Bianca M. Pomeranzi, femminista e esperta di tematiche di genere e sviluppo, è stata nel 1981 co-fondatrice di AIDOS, la prima Ong italiana dedicata a questa materia. Da circa venti anni lavora come senior gender advisor presso l’Unità Tecnica Centrale della Direzione Generale per la Cooperazione allo Sviluppo del Ministero degli Affari Esteri. Ha pubblicato su riviste italiane e straniere articoli sul femminismo transnazionale e sul ruolo delle donne nella globalizzazione. (> pagina dell'autrice)


Laura Corradi è una studiosa e attivista, critica della globalizzazione, impegnata nei movimenti eco-femministi, contro la guerra e per la salute ambientale. Con un passato come operaia di catena in fabbrica, autodidatta, ha poi vinto borse di studio, preso un dottorato e insegnato presso la University of California, pubblicando diversi libri e articoli. Ora svolge ricerca prevalentemente in India, sulle conseguenze del neoliberismo. È ricercatrice e docente di Studi di genere e di Sociologia della Salute e dell’ambiente presso la Facoltà di Scienze Politiche, Università della Calabria.
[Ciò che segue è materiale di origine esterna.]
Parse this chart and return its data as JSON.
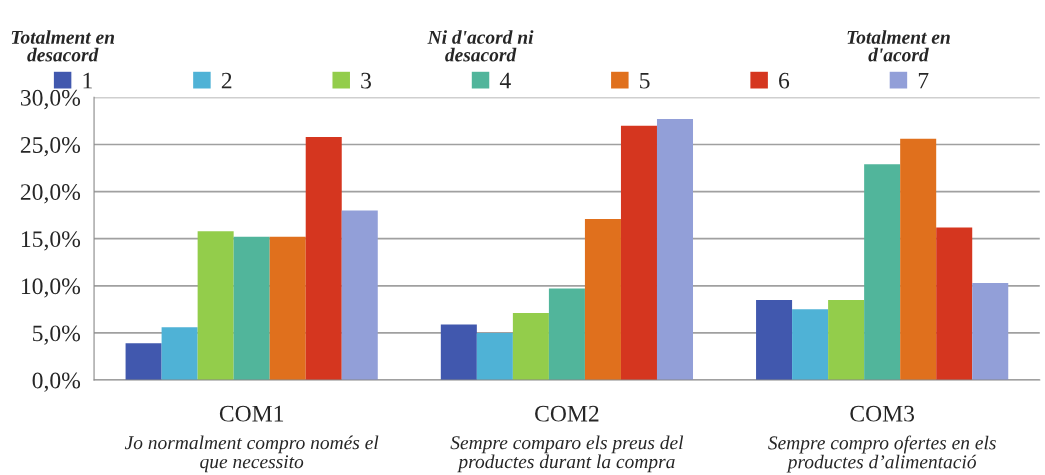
{
  "chart_data": {
    "type": "bar",
    "categories": [
      "COM1",
      "COM2",
      "COM3"
    ],
    "series": [
      {
        "name": "1",
        "color": "#4158ae",
        "values": [
          3.9,
          5.9,
          8.5
        ]
      },
      {
        "name": "2",
        "color": "#4fb2d6",
        "values": [
          5.6,
          5.0,
          7.5
        ]
      },
      {
        "name": "3",
        "color": "#93cd4b",
        "values": [
          15.8,
          7.1,
          8.5
        ]
      },
      {
        "name": "4",
        "color": "#51b59b",
        "values": [
          15.2,
          9.7,
          22.9
        ]
      },
      {
        "name": "5",
        "color": "#e0701d",
        "values": [
          15.2,
          17.1,
          25.6
        ]
      },
      {
        "name": "6",
        "color": "#d5361f",
        "values": [
          25.8,
          27.0,
          16.2
        ]
      },
      {
        "name": "7",
        "color": "#929fd8",
        "values": [
          18.0,
          27.7,
          10.3
        ]
      }
    ],
    "ylim": [
      0,
      30
    ],
    "yticks": [
      {
        "value": 0,
        "label": "0,0%"
      },
      {
        "value": 5,
        "label": "5,0%"
      },
      {
        "value": 10,
        "label": "10,0%"
      },
      {
        "value": 15,
        "label": "15,0%"
      },
      {
        "value": 20,
        "label": "20,0%"
      },
      {
        "value": 25,
        "label": "25,0%"
      },
      {
        "value": 30,
        "label": "30,0%"
      }
    ],
    "grid": "y",
    "legend": "top",
    "annotations": [
      "Totalment en desacord",
      "Ni d'acord ni desacord",
      "Totalment en d'acord",
      "Jo normalment compro només el que necessito",
      "Sempre comparo els preus del productes durant la compra",
      "Sempre compro ofertes en els productes d’alimentació"
    ]
  }
}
Monica Capuani, giornalista e traduttrice, lavora da dieci anni come freelance con articoli e inchieste per testate come L’Espresso, La Repubblica, Il Mondo, D-La Repubblica delle Donne, Marie Claire, Class, il settimanale francese Paris Match, il mensile austriaco X-Ray, e molte altre. Molteplice la sua attività di traduttrice e di acquisitrice di diritti di testi narrativi e teatrali, tra i quali I monologhi della vagina di Eve Ensler, che ha tradotto e prodotto in Italia.(> pagina dell'autrice)


Beatrice Costa, nata a Milano nel 1981, laureata in Scienze Internazionali e Diplomatiche a Torino nel 2005, dal settembre del 2004 lavora per ActionAid. Dal novembre del 2007 coordina il programma sui Diritti delle Donne per ActionAid in Italia nel quadro delle attività di ricerche e advocacy dell’associazione. È attiva nel Gruppo Politiche di Genere degli Stati Generali costituitosi alla fine del 2006. Nel tempo libero studia teologia e segue corsi e seminari di recitazione teatrale.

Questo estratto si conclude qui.